Ground (vi): The limitation period
50 As I understand this ground, Mr Bagumya raises the criticism of her Honour that, in her judgment, her Honour did not deal with the limitation period argument and/or that her Honour did not allow an amendment to the Statement of Claim because the claims therein were time-barred. Even if all that Mr Bagumya submitted, on these issues, were correct, it could not advance Mr Bagumya's cause in any manner.
51 The basis of her Honour's judgment, to repeat, was that there was an agreement between the plaintiff and the defendant, the defendant was required to pay back moneys advanced on his behalf, and the moneys were paid back. Thereafter, no issue associated with limitation periods, the Contracts Review Act, and/or duress (each of which, if successful, would not assist Mr Bagumya) can or could be determinative, and it was unnecessary for her Honour to deal with any of those issues.

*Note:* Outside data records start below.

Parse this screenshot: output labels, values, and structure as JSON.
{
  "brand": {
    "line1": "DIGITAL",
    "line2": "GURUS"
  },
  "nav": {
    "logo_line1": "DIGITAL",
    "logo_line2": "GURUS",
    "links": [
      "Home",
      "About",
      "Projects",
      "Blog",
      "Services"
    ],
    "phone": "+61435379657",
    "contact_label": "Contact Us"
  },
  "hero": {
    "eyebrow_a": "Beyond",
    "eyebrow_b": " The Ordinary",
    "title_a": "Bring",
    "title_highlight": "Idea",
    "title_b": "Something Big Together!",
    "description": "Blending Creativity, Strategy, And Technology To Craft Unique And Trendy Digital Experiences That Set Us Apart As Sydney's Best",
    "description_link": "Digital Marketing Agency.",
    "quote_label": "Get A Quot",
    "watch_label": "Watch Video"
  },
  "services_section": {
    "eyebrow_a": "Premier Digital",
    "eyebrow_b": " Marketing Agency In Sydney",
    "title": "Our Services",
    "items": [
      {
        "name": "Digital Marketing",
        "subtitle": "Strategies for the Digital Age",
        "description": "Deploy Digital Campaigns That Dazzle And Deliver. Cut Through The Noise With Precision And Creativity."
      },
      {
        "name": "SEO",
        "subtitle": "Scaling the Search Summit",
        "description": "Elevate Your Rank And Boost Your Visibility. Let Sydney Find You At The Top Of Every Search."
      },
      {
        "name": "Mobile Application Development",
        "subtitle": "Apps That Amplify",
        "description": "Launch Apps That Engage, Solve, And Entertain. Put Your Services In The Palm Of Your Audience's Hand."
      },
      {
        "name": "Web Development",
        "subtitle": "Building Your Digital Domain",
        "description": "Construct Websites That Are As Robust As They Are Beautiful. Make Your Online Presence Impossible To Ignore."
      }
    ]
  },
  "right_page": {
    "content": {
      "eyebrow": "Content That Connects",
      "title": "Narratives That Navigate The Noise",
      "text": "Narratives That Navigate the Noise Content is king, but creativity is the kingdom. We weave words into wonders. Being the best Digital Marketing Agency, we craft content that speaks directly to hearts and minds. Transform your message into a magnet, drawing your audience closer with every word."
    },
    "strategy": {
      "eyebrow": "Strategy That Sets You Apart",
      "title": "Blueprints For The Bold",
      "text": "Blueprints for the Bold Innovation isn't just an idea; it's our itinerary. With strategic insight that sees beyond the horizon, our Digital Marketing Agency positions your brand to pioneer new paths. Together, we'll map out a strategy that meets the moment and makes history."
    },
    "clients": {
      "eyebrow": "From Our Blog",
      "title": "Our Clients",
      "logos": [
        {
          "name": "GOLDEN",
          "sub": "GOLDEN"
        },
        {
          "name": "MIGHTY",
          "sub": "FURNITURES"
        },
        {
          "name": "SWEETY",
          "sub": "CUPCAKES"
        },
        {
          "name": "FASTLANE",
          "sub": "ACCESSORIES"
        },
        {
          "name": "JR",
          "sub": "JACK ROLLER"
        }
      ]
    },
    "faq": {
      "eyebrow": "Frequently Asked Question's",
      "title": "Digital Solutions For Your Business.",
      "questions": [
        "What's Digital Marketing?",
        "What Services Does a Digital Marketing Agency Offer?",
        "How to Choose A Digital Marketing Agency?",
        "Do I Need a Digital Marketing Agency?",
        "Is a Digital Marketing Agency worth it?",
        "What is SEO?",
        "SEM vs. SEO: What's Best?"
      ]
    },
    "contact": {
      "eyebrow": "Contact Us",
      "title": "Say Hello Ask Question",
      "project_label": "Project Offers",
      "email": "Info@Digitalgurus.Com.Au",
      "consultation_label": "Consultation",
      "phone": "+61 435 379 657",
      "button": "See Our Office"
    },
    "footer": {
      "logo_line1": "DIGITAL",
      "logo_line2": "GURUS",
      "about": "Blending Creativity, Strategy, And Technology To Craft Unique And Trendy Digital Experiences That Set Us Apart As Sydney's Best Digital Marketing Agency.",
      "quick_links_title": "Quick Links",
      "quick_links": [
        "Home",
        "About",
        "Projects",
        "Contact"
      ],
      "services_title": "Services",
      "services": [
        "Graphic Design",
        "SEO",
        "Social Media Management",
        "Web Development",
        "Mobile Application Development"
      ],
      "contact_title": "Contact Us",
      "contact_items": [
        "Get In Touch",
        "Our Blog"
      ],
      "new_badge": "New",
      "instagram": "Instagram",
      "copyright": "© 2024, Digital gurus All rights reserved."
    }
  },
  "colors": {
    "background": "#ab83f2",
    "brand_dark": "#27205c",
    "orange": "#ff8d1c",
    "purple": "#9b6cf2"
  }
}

Ground (vii): Failure to address memoranda
52 During the course of the hearing before this Court, Mr Bagumya conceded that her Honour dealt, at length, with the nature of the agreement, which was initially oral and the nature of the "evolutionary documents", which were an acknowledgement of the fact that moneys had been outlaid and were required to be repaid.
53 Mr Bagumya conceded that the only issue with which her Honour was concerned, and the manner in which she concluded it, was that there existed an agreement between the plaintiff and the defendant. There were issues as to the terms of the agreement and there were issues as to how much, if anything, was repaid. At page 14 of the Transcript of 23 April 2010, the following exchange occurred:
"HIS HONOUR: … My understanding of her Honour's judgment was there was an agreement. There were payments made and the last lot of payments made were roughly equivalent - I am paraphrasing her Honour - roughly equivalent to what was left owing under the agreement and therefore you hadn't satisfied the onus on the balance of probabilities that there was still money owing under the agreement; is that not right?